Inflammatory Biomarkers in Newly Diagnosed Patients With Parkinson Disease and Related Neurodegenerative Disorders

Abstract

Background and objectives: Neuroinflammation contributes to Parkinson disease (PD) pathology, and inflammatory biomarkers may aid in PD diagnosis. Proximity extension assay (PEA) technology is a promising method for multiplex analysis of inflammatory markers. Neuroinflammation also plays a role in related neurodegenerative diseases, such as dementia with Lewy bodies (DLB) and Alzheimer disease (AD). The aim of this work was to assess the value of inflammatory biomarkers in newly diagnosed patients with PD and in patients with DLB and AD.

Methods: Patients from the Norwegian ParkWest and Dementia Study of Western Norway longitudinal cohorts (PD, n = 120; DLB, n = 15; AD, n = 27) and 44 normal controls were included in this study. A PEA inflammation panel of 92 biomarkers was measured in the CSF. Disease-associated biomarkers were identified using elastic net (EN) analysis. We assessed the discriminatory power of disease-associated biomarkers using receiver operating characteristic (ROC) curve analysis and estimated the optimism-adjusted area under the curve (AUC) using the bootstrapping method.

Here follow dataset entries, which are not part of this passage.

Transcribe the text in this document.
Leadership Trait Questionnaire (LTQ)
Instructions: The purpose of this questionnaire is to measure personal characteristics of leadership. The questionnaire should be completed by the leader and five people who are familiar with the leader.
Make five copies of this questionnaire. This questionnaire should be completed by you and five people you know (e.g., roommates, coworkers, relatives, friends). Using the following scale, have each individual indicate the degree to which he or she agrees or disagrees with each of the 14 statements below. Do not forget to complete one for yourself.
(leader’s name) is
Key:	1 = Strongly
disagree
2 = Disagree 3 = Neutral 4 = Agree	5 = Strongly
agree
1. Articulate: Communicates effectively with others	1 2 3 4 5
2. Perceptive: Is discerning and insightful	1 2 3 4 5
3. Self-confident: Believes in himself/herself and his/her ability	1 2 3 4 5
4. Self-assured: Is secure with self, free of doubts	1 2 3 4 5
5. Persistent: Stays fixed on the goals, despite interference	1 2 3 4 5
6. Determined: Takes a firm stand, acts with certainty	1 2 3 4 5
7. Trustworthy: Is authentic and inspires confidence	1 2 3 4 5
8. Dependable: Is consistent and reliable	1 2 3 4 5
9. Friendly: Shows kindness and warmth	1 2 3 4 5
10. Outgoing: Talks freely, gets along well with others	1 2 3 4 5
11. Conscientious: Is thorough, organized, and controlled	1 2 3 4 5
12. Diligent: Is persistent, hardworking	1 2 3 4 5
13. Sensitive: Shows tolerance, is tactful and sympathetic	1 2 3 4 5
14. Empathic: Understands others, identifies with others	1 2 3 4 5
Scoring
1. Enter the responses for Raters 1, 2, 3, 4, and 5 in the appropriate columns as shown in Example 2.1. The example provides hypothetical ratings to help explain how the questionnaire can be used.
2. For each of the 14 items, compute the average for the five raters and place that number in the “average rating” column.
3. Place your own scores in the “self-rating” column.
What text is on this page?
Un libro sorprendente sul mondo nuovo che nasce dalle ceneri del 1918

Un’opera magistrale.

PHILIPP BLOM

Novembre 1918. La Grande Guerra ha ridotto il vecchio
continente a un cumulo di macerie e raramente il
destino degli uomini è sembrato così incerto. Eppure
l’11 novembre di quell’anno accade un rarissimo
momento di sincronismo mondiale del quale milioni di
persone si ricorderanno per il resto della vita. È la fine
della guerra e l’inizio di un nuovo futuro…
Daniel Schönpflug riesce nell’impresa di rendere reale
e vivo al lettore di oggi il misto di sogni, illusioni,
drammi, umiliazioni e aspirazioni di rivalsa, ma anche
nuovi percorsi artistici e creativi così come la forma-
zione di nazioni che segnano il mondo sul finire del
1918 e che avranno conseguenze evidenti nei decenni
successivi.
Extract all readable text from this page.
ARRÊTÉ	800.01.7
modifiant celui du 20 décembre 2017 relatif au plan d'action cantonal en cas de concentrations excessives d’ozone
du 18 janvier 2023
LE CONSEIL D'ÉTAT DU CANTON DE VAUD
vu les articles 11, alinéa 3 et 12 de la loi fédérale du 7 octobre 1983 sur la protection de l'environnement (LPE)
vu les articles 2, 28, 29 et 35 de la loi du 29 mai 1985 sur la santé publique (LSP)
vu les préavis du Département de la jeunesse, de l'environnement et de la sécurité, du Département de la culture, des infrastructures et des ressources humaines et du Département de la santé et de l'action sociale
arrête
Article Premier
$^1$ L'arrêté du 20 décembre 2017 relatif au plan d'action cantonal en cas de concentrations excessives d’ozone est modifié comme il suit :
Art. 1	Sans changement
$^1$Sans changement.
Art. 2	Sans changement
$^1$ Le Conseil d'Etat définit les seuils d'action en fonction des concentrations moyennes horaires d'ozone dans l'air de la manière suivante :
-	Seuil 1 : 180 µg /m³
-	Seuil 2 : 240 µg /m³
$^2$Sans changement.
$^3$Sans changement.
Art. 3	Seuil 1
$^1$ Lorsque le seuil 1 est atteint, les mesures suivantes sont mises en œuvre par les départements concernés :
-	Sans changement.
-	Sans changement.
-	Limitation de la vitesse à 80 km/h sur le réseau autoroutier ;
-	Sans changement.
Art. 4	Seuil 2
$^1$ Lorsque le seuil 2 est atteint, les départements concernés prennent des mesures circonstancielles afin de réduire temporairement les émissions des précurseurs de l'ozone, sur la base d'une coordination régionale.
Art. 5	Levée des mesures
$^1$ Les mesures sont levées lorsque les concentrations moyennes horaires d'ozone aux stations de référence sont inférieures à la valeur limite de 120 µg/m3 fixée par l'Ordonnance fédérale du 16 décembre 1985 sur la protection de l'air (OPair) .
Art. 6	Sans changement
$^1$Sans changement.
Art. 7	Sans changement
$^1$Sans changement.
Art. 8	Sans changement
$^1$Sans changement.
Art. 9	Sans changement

Results: EN analysis identified 9 PEA inflammatory biomarkers (ADA, CCL23, CD5, CD8A, CDCP1, FGF-19, IL-18R1, IL-6, and MCP-2) associated with PD. Seven of the 9 biomarkers were included in a diagnostic panel, which was able to discriminate between those with PD and controls (optimism-adjusted AUC 0.82). Our 7-biomarker PD panel was also able to distinguish PD from DLB and from AD. In addition, 4 inflammatory biomarkers were associated with AD and included in a panel, which could distinguish those with AD from controls (optimism-adjusted AUC 0.87). Our 4-biomarker AD panel was also able to distinguish AD from DLB and from PD.

Discussion: In our exploratory study, we identified a 7-biomarker panel for PD and a 4-biomarker panel for AD. Our findings indicate potential inflammation-related biomarker candidates that could contribute toward PD-specific and AD-specific diagnostic panels, which should be further explored in other larger cohorts.

Figure 1. Workflow Diagram Tracking the Number of Biomarkers Included at Different Stages of the Study

(A) Of 92 biomarkers, (B) only the 40 that were detected in more than 90% of all participants were included in the study. (C) Through the EN analysis, the authors identified 9 and 4 biomarkers that were associated with PD and AD, respectively. (D) Finally, through the ROC curve analysis, the authors assessed the diagnostic performance of biomarkers associated with either PD or AD that had low multicollinearity (VIF <5). Arrows pointing up indicate biomarkers that were found to be increased in either PD or AD in the EN analysis, and arrows pointing down indicate biomarkers that were decreased with disease. Biomarkers in bold were identified as candidates in both the PD and AD EN analyses. VIFs = variance inflation factors.

Figure 2. Regularized Regression With Elastic Net Penalization for α Values Between 0 and 1 to Identify Biomarkers Associated With PD or AD Compared With Controls

Variables are highlighted in red when increased values are associated with disease and they are highlighted in blue when decreased values are associated with disease. The intensity of color reflects the strength of association. (A) Nine PEA biomarkers were associated with PD across all levels of α, and (B) 4 PEA biomarkers were associated with AD across all levels of α. The names of biomarkers associated with disease status across all levels of α are indicated. For abbreviations, see eTable 5 (links.lww.com/NXI/A868). PEA = proximity extension assay.